Most doulas work as independent contractors, not employees. That means you’re responsible for your own taxes, health insurance, and retirement savings. It also means your income depends directly on how many clients you take. A doula attending two to three births per month at $1,000 each would gross $24,000 to $36,000 annually, but that pace is demanding and doesn’t account for business expenses. Many doulas combine birth and postpartum work, or pair doula work with related services like childbirth education or lactation consulting, to build a more sustainable income.
Skills That Matter Beyond Training
Certification teaches you the technical knowledge, but the doulas who build thriving practices tend to share a few traits that no workshop can fully teach. Emotional steadiness is essential. You’ll support people through one of the most intense experiences of their lives, and sometimes things don’t go as planned. Being a calm, grounding presence when a client is frightened or exhausted is the core of the work.
Strong communication skills matter just as much. You need to explain options clearly without overstepping into medical advice, advocate for a client’s wishes with hospital staff diplomatically, and support partners without sidelining them.

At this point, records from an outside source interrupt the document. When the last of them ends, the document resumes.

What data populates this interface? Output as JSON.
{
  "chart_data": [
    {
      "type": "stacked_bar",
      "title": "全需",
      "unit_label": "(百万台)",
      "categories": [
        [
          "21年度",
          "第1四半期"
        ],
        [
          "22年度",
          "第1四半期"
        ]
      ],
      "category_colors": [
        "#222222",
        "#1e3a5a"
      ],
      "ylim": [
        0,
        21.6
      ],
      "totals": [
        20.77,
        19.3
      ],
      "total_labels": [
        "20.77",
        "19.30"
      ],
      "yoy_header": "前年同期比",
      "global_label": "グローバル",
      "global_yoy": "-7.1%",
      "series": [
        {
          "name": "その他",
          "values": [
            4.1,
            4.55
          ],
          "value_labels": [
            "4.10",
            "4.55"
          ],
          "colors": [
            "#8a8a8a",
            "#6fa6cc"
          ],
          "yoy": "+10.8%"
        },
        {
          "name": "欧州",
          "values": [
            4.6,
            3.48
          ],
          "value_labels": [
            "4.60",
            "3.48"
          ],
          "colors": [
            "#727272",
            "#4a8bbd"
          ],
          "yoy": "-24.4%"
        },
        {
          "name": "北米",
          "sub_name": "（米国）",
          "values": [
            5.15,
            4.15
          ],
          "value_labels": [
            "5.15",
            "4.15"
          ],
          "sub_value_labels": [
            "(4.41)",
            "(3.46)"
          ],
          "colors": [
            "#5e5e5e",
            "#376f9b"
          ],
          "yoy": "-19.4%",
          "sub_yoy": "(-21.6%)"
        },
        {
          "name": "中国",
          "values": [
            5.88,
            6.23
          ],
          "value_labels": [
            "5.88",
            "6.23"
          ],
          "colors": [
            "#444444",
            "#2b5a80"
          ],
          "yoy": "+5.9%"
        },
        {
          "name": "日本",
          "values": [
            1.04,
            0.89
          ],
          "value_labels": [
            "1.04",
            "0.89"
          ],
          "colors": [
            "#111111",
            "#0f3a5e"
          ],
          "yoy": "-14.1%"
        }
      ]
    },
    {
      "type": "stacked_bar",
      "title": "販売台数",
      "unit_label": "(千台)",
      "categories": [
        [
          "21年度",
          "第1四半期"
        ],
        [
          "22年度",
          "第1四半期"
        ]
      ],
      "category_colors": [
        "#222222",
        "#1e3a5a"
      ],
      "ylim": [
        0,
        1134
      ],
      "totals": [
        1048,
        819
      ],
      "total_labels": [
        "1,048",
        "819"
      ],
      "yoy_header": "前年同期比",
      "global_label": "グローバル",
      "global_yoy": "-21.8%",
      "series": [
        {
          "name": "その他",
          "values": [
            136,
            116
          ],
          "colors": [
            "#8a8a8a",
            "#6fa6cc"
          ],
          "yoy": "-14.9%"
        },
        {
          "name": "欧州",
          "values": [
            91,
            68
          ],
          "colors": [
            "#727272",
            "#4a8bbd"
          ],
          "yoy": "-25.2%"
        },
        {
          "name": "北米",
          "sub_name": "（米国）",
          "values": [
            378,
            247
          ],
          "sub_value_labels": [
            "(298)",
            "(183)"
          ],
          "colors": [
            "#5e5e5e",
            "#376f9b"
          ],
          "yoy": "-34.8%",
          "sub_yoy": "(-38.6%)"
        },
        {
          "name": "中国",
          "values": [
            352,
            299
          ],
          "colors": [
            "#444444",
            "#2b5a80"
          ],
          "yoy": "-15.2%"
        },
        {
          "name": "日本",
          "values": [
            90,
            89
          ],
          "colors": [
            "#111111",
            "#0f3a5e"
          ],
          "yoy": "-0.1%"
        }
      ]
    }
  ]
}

The ability to read a room and adjust your approach is something that develops with experience but helps enormously from the start.
Physical stamina is a practical requirement that often gets overlooked. Labors can last 24 hours or longer. You’ll be standing, applying counter-pressure, helping with position changes, and staying alert through the night. Building a self-care routine and knowing your own limits helps prevent burnout, which is common in doula work.
Building a Client Base
Finding clients is the biggest challenge for new doulas. Your first few clients will likely come through your certification births, word of mouth from friends and family, or referrals from your training organization. After that, most doulas build their practices through a combination of a professional website, social media presence, and relationships with local midwives, OB-GYNs, and birthing centers.

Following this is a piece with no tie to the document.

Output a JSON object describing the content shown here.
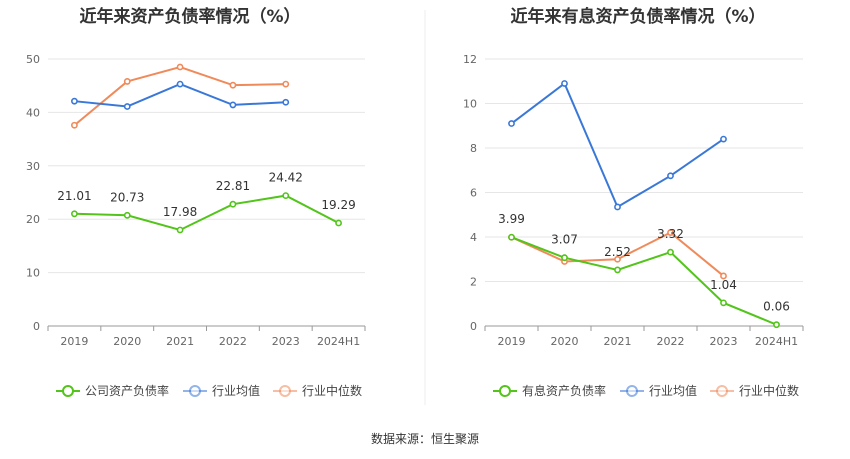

Joining a doula collective or agency can provide a steadier flow of clients while you establish your reputation, though you’ll typically earn less per birth than you would independently. Some hospitals and birth centers also hire doulas on staff, which offers more predictable income and benefits but less flexibility. Listing yourself in doula directories maintained by DONA, CAPPA, and other organizations helps families in your area find you when they search online.